The code I have is close, but not working right.
I'm using VS2012 with Python Plugin
I'm passing both Dictionary items into the functions.
def NameExists(best_guess, line):
return all (line in best_guess.values() #Getting Generator Exit Error here on values
for value in line['full name'])
Also, I want to see if there are duplicates within best_guess itself.
def CheckDuplicates(best_guess, line):
if len(set(best_guess.values())) != len(best_guess):
return True
else:
return False
As error is about generator exit, I guess you use python 3.x. So best_guess.values() is a generator, which exhaust for the first value in line['full name'] for which a match will not be found.
Also, I guess all usage is incorrect, if you look for any value to exist (not sure, from which one dictinary though).
You can use something like follows, providing line is the second dictionary:
def NameExists(best_guess, line):
vals = set(best_guess.values())
return bool(set(line.values()).intersection(vals))

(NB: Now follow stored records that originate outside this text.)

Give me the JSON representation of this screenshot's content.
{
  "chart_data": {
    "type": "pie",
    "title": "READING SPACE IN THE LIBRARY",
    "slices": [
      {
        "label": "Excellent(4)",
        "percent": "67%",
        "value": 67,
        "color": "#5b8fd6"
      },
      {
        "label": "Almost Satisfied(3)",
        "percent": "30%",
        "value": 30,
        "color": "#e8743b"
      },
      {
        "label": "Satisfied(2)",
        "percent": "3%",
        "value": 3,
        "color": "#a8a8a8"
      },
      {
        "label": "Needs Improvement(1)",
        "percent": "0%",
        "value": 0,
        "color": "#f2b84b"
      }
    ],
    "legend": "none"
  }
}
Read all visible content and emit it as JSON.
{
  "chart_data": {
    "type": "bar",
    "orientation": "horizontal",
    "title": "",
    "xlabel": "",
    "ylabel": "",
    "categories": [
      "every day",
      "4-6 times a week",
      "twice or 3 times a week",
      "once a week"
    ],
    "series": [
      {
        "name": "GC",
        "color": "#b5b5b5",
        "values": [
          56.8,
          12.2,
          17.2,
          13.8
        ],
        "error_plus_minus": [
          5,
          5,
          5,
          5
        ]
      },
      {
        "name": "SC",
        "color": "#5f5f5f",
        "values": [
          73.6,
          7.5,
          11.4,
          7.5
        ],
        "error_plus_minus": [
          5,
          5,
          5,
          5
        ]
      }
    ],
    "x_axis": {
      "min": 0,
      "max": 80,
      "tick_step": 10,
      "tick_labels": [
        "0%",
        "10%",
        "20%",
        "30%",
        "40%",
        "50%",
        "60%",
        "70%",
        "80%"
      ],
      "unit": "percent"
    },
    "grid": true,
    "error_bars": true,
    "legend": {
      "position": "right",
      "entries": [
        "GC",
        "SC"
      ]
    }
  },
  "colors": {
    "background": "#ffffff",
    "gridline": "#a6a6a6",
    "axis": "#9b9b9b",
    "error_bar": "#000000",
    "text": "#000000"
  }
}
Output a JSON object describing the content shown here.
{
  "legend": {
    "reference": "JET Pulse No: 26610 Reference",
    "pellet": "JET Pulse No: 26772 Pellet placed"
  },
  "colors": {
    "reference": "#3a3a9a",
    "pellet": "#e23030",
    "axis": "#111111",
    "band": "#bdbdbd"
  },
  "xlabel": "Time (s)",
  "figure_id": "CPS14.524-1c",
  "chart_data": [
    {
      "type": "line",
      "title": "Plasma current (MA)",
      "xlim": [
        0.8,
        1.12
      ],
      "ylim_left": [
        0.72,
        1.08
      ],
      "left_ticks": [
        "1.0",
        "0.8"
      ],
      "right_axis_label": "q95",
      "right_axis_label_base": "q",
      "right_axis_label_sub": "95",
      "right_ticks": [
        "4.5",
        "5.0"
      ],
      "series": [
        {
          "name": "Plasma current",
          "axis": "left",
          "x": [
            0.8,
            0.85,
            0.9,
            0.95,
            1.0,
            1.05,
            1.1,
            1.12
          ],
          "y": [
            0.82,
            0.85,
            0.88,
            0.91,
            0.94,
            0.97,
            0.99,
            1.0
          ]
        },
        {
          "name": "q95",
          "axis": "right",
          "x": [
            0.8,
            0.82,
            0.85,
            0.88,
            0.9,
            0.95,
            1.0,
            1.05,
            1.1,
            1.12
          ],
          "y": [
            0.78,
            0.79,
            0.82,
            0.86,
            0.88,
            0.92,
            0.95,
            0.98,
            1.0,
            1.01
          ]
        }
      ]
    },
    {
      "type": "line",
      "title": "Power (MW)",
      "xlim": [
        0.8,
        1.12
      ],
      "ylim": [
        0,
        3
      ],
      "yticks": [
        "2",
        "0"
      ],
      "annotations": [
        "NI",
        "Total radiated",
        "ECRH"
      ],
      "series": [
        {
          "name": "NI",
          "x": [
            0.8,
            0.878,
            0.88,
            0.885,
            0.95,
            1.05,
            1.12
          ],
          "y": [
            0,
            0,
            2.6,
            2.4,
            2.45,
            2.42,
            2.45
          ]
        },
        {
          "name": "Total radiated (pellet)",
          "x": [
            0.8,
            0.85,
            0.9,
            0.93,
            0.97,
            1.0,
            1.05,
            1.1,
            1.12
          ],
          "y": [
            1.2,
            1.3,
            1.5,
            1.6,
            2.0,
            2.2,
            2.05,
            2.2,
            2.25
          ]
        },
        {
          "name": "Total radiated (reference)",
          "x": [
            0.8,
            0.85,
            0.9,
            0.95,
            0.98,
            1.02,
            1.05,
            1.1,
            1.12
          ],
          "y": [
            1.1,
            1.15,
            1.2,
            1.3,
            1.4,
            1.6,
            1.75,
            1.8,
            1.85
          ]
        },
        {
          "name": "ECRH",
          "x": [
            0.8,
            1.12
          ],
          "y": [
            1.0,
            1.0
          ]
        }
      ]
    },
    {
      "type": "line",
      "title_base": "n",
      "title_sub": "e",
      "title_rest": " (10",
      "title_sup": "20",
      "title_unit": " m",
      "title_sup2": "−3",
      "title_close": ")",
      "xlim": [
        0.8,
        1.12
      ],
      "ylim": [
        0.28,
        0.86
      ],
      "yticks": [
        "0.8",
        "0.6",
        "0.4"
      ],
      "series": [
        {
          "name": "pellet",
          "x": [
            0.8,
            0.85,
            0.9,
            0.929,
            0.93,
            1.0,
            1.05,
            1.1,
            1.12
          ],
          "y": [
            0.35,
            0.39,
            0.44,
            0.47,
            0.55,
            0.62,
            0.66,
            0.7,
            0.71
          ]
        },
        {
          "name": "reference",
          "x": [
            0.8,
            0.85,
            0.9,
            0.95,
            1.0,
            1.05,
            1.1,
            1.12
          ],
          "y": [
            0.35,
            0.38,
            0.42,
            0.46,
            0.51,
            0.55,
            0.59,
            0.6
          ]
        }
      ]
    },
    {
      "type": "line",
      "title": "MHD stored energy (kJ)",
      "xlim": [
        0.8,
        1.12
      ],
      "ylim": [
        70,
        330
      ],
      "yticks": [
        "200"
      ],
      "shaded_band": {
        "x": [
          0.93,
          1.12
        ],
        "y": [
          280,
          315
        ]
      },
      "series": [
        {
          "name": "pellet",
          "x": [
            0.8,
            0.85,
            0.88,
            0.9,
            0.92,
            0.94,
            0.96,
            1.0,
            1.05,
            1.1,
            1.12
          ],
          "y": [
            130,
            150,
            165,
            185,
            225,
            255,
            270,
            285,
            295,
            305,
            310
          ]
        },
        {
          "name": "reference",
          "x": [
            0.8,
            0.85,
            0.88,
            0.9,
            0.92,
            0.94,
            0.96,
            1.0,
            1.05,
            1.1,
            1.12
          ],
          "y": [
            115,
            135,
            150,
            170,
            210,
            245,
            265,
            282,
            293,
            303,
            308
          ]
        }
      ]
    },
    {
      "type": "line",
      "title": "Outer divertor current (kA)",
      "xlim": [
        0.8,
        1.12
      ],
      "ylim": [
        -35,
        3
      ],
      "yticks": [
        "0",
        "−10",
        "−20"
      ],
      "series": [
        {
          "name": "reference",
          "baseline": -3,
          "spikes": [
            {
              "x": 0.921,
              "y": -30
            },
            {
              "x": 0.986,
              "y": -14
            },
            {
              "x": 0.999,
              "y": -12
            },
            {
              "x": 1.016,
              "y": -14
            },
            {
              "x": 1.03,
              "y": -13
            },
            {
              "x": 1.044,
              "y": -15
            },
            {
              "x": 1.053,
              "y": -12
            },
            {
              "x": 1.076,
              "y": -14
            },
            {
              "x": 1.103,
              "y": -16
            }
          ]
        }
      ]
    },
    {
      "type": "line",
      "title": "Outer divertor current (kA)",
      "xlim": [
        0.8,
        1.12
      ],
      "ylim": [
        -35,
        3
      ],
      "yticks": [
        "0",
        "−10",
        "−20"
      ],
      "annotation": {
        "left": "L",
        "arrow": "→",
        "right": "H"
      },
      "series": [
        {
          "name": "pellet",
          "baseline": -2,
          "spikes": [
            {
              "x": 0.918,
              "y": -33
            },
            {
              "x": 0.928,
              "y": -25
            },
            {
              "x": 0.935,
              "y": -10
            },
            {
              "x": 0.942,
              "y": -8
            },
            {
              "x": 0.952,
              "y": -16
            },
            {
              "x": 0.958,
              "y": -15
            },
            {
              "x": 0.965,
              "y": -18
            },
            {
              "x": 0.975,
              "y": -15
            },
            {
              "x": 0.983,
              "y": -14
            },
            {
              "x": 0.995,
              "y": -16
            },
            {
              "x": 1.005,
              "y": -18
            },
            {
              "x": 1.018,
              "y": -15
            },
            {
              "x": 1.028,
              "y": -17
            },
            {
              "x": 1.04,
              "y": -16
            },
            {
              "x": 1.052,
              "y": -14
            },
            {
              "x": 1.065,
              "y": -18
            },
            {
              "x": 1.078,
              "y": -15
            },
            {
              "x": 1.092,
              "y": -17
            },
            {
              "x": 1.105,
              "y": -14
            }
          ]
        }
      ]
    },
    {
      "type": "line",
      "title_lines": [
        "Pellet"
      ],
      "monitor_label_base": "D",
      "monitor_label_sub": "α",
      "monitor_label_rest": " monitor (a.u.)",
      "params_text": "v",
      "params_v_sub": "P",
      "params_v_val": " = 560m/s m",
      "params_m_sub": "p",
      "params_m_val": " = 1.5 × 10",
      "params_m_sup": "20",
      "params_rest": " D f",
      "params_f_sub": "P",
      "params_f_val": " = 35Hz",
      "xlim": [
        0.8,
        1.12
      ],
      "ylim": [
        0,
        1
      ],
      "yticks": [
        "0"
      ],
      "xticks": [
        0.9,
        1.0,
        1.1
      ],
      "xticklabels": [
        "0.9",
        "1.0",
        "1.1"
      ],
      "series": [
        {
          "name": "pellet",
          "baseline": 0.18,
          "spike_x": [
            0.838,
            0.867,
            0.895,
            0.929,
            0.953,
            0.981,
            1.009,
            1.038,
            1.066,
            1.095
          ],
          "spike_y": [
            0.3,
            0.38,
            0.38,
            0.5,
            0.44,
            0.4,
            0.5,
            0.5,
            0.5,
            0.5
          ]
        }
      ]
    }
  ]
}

The syntax in NameExists seems wrong, you aren't using the value and best_guess.values() is returning an iterator, so in will only work once, unless we convert it to a list or a set (you are using Python 3.x, aren't you?). I believe this is what you meant:
def NameExists(best_guess, line):
vals = set(best_guess.values())
return all(value in vals for value in line['full name'])
And the CheckDuplicates function can be written in a shorter way like this:
def CheckDuplicates(best_guess, line):
return len(set(best_guess.values())) != len(best_guess)